Ich suche schon einiger Zeit nach einem Mod, der Need for Speed Most Wanted optisch etwas aufwertet.

Ich war dabei schon ziemlich experimentierfreudig. Ich habe z.B versucht den ENB-Series Mod anzupassen (mit mäßigem Erfolg), oder mit Downsampling die Bildqualität zu verbessern (Downsampling funktionierte aber nur von 1600x1200 auf 1280x1024, was ein eher entäuschendes Ergebnis zur Folge hatte).

Nachdem mir eine ausgiebige Suche mit Google auch nicht weiter geholfen hat, wollte ich hier mal in der Community fragen, ob jemand weiß, wo man so einen Mod herbekommen könnte.

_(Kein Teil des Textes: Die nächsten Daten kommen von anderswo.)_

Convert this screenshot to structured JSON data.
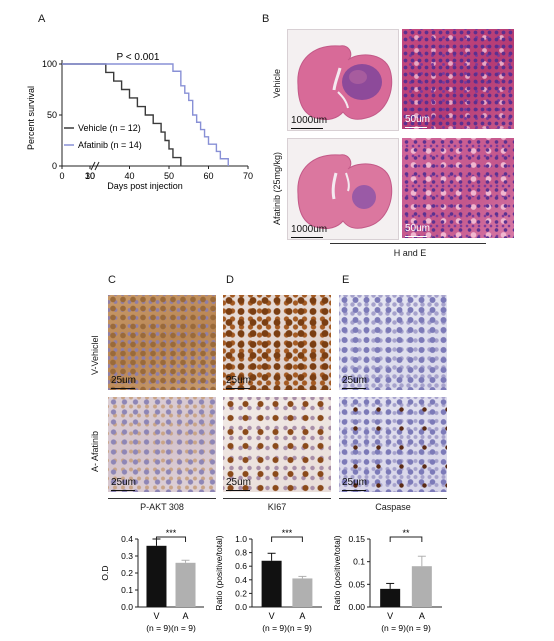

Vielen Dank schon einmal im Vorraus.


----------



## Galford (27. Juni 2010)

*AW: Suche Grafik Mod für Need for Speed Most Wanted*

Vielleicht suchst du ja noch nach Textur-Mods für Most Wanted. Ich hatte auch immer gesucht, und nie was gefunden - bis vor kurzem.


1. Der Mod von Dragozool
siehe http://forum.nfsplanet.de/showthread.php?p=372418#post372418

http://extreme.pcgameshardware.de/m...texture-mods-3088-picture46917-dragozool1.jpg
http://extreme.pcgameshardware.de/m...texture-mods-3088-picture46918-dragozool2.jpg

Bessere Bilder findet man unter dem Link. Meine "schlechten" Bilder habe ich nur zum besseren Vergleich mit den anderen Mods gemacht. Den ENB-Mod habe ich nicht verwendet.


2. Rockport City 2010 RC1
http://extreme.pcgameshardware.de/m...ted-texture-mods-3088-picture46919-rpcrc1.jpg
http://extreme.pcgameshardware.de/m...ed-texture-mods-3088-picture46920-rpcrc1b.jpg



3. Rockport City 2010 RMT
http://extreme.pcgameshardware.de/m...ted-texture-mods-3088-picture46924-rpcrmt.jpg
http://extreme.pcgameshardware.de/m...ed-texture-mods-3088-picture46922-rpcrmtb.jpg




Und hier das Original:
http://extreme.pcgameshardware.de/m...ted-texture-mods-3088-picture46915-nfswm1.jpg
http://extreme.pcgameshardware.de/m...ted-texture-mods-3088-picture46916-nfsmw2.jpg



Nach dem "Rockport City 2010"-Mod solltest du bei Google selber suchen, denn der Mod kommt aus Russland, und es wird nicht nur der Mod angeboten, sondern auch eine "Vollversion". Ich verlinke nicht auf solche Seiten. Ich selbst besitze eine originale Black Edition von Most Wanted (4 CDs)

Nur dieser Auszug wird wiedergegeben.